Dr. Basher will basically cut the tissues that are holding her eyeballs down in their locked position, where they are rotated towards the bridge of her nose.
There are still a lot of unknowns. Will her eyeballs 'float' back up to normal position after the tissues are cut, or will they move only a bit? If they rotate back to normal, or close to it, will they remain that way forever? Will her eyes still work well enough for her to see?
I took the first photo of Spinner in the exam room. She was cocking her head because this was the third photo I took with the flash, and she seems to detect it when the flash goes off. (Similarly she seems to 'see' the beam from a flashlight shining on her face at night, enough to react to it.) This gives us hope that she really is visual enough that if we can only rotate those eyeballs back to a normal position, she'll be able to see.

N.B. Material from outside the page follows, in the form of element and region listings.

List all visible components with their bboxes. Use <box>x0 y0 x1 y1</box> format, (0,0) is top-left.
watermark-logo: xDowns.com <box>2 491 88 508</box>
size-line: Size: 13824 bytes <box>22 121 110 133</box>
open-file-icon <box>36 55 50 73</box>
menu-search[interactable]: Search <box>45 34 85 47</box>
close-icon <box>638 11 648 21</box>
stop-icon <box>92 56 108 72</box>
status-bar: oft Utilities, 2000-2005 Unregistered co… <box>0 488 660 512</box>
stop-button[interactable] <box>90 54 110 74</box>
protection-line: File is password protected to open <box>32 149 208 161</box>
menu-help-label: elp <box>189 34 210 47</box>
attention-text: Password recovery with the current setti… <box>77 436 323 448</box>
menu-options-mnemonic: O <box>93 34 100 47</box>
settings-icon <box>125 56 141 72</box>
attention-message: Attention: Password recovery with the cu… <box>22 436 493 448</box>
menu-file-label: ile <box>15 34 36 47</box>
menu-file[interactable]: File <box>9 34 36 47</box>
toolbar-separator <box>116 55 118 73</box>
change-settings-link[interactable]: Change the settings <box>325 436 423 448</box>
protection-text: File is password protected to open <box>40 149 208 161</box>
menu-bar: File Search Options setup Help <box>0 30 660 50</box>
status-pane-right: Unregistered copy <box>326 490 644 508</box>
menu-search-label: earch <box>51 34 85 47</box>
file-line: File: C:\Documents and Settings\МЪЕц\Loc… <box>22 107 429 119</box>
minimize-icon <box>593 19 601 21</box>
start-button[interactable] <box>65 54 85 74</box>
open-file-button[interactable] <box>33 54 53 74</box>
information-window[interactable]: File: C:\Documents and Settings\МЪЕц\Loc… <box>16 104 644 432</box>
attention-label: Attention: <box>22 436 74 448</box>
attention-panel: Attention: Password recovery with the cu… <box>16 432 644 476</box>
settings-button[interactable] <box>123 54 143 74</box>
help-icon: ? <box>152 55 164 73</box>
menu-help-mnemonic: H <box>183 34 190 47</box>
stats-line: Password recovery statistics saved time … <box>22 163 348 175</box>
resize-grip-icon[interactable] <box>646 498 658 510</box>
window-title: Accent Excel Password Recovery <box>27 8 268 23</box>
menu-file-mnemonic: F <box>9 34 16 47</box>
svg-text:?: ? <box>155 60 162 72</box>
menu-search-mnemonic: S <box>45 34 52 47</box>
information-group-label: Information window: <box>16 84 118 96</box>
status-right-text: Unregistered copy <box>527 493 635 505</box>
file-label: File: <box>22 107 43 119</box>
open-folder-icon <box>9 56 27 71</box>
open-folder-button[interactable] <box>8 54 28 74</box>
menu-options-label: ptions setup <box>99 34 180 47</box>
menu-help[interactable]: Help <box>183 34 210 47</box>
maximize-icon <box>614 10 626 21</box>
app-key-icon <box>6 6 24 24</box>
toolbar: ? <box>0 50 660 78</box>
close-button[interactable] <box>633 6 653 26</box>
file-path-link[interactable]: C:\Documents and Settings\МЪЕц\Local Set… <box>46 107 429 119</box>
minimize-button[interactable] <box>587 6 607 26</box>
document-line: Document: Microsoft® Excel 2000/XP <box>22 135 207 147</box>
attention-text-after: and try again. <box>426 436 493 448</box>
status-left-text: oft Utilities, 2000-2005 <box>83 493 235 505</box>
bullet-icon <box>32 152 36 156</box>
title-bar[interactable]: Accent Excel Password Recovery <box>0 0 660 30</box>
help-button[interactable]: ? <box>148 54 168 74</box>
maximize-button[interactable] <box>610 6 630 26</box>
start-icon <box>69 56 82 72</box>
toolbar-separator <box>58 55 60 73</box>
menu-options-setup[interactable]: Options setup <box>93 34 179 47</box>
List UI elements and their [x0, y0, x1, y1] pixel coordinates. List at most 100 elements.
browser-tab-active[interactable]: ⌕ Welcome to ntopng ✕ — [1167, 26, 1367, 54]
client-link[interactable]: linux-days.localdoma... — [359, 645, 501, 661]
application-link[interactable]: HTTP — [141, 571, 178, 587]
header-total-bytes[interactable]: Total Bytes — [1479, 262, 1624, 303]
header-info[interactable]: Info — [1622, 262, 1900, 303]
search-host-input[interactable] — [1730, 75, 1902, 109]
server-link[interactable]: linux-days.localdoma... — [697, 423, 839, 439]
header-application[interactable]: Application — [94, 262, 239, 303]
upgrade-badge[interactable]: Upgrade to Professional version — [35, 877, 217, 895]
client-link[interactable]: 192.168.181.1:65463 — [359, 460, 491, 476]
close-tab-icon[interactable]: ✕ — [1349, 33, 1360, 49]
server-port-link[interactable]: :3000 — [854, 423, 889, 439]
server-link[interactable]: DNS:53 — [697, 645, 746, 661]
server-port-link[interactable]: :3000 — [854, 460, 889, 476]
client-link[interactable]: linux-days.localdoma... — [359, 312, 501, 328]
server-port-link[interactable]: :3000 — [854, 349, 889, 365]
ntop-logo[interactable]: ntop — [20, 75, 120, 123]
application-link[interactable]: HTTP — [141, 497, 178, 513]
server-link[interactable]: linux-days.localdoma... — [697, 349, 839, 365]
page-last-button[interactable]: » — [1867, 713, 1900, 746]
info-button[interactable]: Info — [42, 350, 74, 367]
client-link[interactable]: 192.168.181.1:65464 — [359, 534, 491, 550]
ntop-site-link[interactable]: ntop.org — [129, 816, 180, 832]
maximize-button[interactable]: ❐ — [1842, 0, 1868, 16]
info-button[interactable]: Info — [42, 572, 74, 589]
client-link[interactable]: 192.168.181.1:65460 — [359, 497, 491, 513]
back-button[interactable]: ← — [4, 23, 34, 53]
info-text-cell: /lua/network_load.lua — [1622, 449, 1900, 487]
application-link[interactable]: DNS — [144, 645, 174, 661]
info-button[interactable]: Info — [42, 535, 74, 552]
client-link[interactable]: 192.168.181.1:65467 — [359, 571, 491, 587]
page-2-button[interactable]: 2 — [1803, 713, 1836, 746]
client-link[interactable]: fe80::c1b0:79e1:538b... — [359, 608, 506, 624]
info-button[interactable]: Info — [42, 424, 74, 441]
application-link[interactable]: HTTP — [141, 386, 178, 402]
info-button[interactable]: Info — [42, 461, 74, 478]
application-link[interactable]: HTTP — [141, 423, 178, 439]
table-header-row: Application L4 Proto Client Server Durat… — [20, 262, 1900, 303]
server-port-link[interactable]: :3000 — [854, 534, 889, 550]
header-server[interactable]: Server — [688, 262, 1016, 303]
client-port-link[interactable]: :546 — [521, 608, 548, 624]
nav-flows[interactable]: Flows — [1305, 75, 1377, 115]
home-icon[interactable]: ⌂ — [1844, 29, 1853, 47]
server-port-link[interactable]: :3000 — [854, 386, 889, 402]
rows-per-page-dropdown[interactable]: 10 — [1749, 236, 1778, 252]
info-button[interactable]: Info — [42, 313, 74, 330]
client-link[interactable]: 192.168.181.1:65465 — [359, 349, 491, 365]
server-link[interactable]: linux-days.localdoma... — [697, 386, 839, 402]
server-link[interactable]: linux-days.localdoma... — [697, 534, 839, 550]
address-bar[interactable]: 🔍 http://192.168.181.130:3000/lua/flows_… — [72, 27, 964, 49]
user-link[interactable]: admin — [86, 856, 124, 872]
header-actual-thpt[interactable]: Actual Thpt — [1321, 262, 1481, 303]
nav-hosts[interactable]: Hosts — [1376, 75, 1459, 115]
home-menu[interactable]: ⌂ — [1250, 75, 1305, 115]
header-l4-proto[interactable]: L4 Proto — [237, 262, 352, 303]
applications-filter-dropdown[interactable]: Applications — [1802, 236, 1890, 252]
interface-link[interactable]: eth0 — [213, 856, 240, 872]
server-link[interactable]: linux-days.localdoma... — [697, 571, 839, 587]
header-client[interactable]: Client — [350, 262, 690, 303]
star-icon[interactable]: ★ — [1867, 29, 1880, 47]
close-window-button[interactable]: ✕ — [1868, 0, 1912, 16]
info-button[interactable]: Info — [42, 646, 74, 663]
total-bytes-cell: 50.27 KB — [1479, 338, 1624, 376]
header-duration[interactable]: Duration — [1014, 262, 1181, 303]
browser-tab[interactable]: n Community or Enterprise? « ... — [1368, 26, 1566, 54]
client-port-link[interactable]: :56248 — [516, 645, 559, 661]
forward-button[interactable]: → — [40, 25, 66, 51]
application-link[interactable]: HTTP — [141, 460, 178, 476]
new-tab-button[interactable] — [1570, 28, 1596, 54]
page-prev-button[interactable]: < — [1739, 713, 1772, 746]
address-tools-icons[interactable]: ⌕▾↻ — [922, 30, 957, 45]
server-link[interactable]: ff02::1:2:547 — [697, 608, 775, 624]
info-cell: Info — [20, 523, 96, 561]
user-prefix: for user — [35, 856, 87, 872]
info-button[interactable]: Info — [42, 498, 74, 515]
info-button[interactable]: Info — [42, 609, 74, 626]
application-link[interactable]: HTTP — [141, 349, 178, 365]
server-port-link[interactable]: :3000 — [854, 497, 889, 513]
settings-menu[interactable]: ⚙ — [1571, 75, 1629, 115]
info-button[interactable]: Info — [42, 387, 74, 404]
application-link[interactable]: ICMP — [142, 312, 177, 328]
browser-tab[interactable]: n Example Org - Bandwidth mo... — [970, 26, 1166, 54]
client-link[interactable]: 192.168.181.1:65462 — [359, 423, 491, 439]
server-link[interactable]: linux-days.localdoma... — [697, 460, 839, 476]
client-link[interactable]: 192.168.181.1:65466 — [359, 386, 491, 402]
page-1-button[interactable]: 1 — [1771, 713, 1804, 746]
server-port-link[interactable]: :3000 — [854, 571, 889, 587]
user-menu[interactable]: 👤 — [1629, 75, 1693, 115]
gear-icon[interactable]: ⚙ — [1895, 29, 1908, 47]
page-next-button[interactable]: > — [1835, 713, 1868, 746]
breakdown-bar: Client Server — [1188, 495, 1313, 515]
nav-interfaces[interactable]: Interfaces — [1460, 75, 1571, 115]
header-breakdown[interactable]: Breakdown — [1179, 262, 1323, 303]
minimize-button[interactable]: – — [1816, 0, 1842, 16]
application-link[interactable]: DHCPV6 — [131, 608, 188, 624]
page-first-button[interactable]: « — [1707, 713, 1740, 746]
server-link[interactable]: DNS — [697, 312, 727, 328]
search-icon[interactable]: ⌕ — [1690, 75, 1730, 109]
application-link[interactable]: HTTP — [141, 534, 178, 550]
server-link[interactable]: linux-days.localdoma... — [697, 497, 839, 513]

She is highly reactive to smells, as Dr. Basher and his assistant Amy learned soon after I took the photo. He finished his exam and started washing his hands in the sink. Suddenly Spinner leaped up off the floor and burst into motion, barking madly with her high-pitched little barks. This startled both Dr. Basher and Amy, and they looked at me, puzzled by her behavior. I explained what had happened: When Dr. Basher began washing his hands, Spinner must have smelled the soap from the sink, and this entirely new 'input' to her senses set her off.
None of us humans could smell the soap in the air, but this dog with her incredibly refined nose could. And when you're blind and deaf, your nose is all you have to work with. It took us a few weeks after Spinner first arrived to realize that smells in the air triggered her, just like a 'normal' dog would react to new sounds or sights by barking. Often we can't notice the smells she can, so it looks like she's just having a spontaneous outburst. But there's something in the air, and she knows it.
The second photo I took of Spinner on the lawn outside our hotel room when we got back from the hospital. She spent the rest of the day lounging by the patio, while I worked on the laptop (thank heavens for wireless Internet).
I'll update tomorrow on the surgery!
----
Meanwhile, back at the ranch in Montana, Alayne reports it's been snowing all day!